史上空前の資本余剰、3つの出口しかない
~①流動性の選好(日本病) ②過剰設備投資 ③資産価格上昇~
危機前も危機後も空前の資金余剰、運用難
ITバブル崩壊、サブプライム危機、リーマンショック、ギリシャ危機と金融ショックが常態化しつつある中で、変わらぬ一つの事実が明白になっている。それは資本過剰と言うことである。2005年当時のFRB議長グリーンスパン氏は金融引き締め下、景気拡大局面での長期金利の異例の低水準状態を「謎(conundrum)」と指摘したが、それは潤沢な資本余剰がもたらしたものであった。バーナンキ現FRB議長はその原因を「世界的貯蓄余剰(global saving glut)」つまり新興国や日本など海外(米国の外)で金融危機のトラウマ、人口動態など様々な理由で貯蓄余剰が起き、それが余剰資金となって米国長期金利を押し下げている、と説明した。
シーゲル教授の「債券バブル」論
サブプライム危機、リーマンショックによる資産価格の大暴落と極端なリスク回避、デレバレッジにより、一旦資本余剰は消滅したと思われた。しかし危機が沈静化した時点で、再度資本余剰が顕在化している。需要の落ち込みにより、債務国米国ですら家計も企業も大幅な貯蓄余剰となった。確かに政府部門の赤字が世界的に大拡大しているが、それでは吸収しきれない金余り状態である。
ギリシャ危機を口実に米国、イギリス、日本などの大国も財政破綻するというソブリンリスク論が花盛りだが、それとは裏腹に、米英日ともに政府の借金コストである長期金利が大幅な低下の一途を辿っている。8/19/2010付のウォールストリート・ジャーナル紙は「今壮大な債券バブルが発生している」とするPennsylvania大学のジェーミー・シーゲル教授の論文を掲載している。

資本余剰の原因は資本生産性の向上(当社の主張)
この資本余剰の原因は何か。①過剰な金融緩和によるものなのか、②バーナンキ説のような世界的貯蓄余剰なのか、③生産性向上による企業利潤率の上昇によるもの(当社見解)なのか。一般論としては、①の過剰金融緩和説が受け入れられているようである。

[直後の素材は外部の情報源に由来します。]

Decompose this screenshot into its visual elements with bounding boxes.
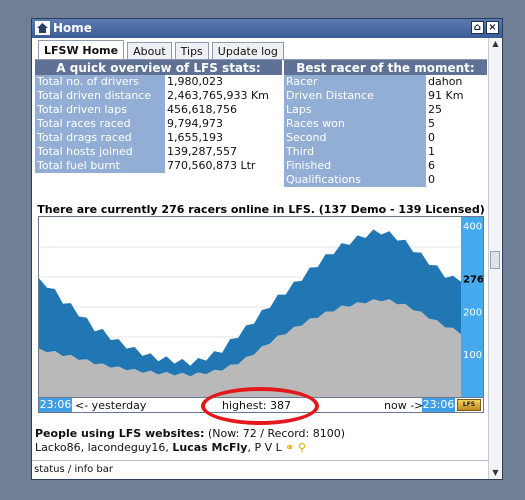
y-tick-label: 100 (463, 350, 482, 361)
overview-value: 139,287,557 (165, 145, 282, 159)
online-graph: 100 200 276 400 (38, 216, 484, 398)
best-racer-label: Third (284, 145, 426, 159)
people-users-tail: , P V L (247, 441, 282, 454)
tab-tips[interactable]: Tips (174, 42, 209, 60)
bike-icon: ⚲ (297, 441, 307, 454)
overview-value: 456,618,756 (165, 103, 282, 117)
y-tick-label: 200 (463, 307, 482, 318)
best-racer-value: dahon (426, 75, 487, 89)
graph-start-time: 23:06 (39, 398, 72, 412)
tab-update-log[interactable]: Update log (211, 42, 284, 60)
graph-end-time: 23:06 (422, 398, 455, 412)
window-title: Home (53, 21, 92, 35)
best-racer-value: 91 Km (426, 89, 487, 103)
scroll-thumb[interactable] (490, 251, 500, 269)
overview-label: Total races raced (35, 117, 165, 131)
best-racer-label: Racer (284, 75, 426, 89)
overview-table: A quick overview of LFS stats: Total no.… (35, 60, 282, 173)
overview-label: Total no. of drivers (35, 75, 165, 89)
people-user-bold[interactable]: Lucas McFly (172, 441, 247, 454)
best-racer-value: 0 (426, 173, 487, 187)
overview-header: A quick overview of LFS stats: (35, 60, 282, 75)
best-racer-value: 1 (426, 145, 487, 159)
scroll-down-icon[interactable]: ▼ (490, 467, 501, 479)
home-content: A quick overview of LFS stats: Total no.… (35, 60, 487, 475)
status-bar: status / info bar (32, 460, 488, 479)
online-graph-svg: 100 200 276 400 (39, 217, 483, 397)
best-racer-label: Driven Distance (284, 89, 426, 103)
yesterday-label: <- yesterday (75, 399, 147, 412)
y-tick-label: 400 (463, 222, 482, 233)
people-section: People using LFS websites: (Now: 72 / Re… (35, 427, 487, 455)
best-racer-label: Second (284, 131, 426, 145)
tab-about[interactable]: About (127, 42, 172, 60)
best-racer-value: 5 (426, 117, 487, 131)
people-header: People using LFS websites: (35, 427, 205, 440)
overview-value: 1,980,023 (165, 75, 282, 89)
best-racer-value: 0 (426, 131, 487, 145)
now-label: now -> (384, 399, 424, 412)
people-users: Lacko86, lacondeguy16, (35, 441, 173, 454)
close-icon[interactable]: × (486, 21, 499, 34)
best-racer-header: Best racer of the moment: (284, 60, 487, 75)
lfs-logo: LFS (457, 399, 481, 411)
overview-label: Total driven distance (35, 89, 165, 103)
best-racer-label: Finished (284, 159, 426, 173)
tab-bar: LFSW Home About Tips Update log (38, 40, 287, 60)
overview-label: Total hosts joined (35, 145, 165, 159)
overview-value: 770,560,873 Ltr (165, 159, 282, 173)
title-bar[interactable]: Home ⌂ × (32, 19, 502, 38)
home-window: Home ⌂ × LFSW Home About Tips Update log… (31, 18, 503, 480)
highlight-ring (201, 387, 319, 425)
online-count-text: There are currently 276 racers online in… (37, 203, 485, 216)
scroll-up-icon[interactable]: ▲ (490, 38, 501, 50)
best-racer-value: 6 (426, 159, 487, 173)
overview-label: Total fuel burnt (35, 159, 165, 173)
best-racer-label: Qualifications (284, 173, 426, 187)
best-racer-label: Laps (284, 103, 426, 117)
overview-value: 2,463,765,933 Km (165, 89, 282, 103)
link-icon: ⚭ (285, 441, 295, 454)
best-racer-value: 25 (426, 103, 487, 117)
best-racer-table: Best racer of the moment: Racer dahon Dri… (284, 60, 487, 187)
tab-lfsw-home[interactable]: LFSW Home (38, 40, 125, 60)
people-counts: (Now: 72 / Record: 8100) (207, 427, 345, 440)
overview-label: Total driven laps (35, 103, 165, 117)
vertical-scrollbar[interactable]: ▲ ▼ (488, 38, 501, 479)
people-list: Lacko86, lacondeguy16, Lucas McFly, P V … (35, 441, 487, 455)
home-button-icon[interactable]: ⌂ (471, 21, 484, 34)
home-icon (35, 21, 50, 35)
overview-label: Total drags raced (35, 131, 165, 145)
y-tick-label: 276 (463, 275, 483, 286)
overview-value: 1,655,193 (165, 131, 282, 145)
best-racer-label: Races won (284, 117, 426, 131)
overview-value: 9,794,973 (165, 117, 282, 131)
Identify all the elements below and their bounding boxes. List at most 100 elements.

過去の資本余剰はグリーンスパン前FRB議長による過剰な金融緩和によるもので、それがサブプライムバブルをもたらした、と解釈されてきた。また現在は危機対応の異例の金融緩和が資本余剰をもたらしている、と見なされている。その分析は別に論じるとして、どのような原因によるにせよ、この資本余剰は当分解消しないことは明らかである。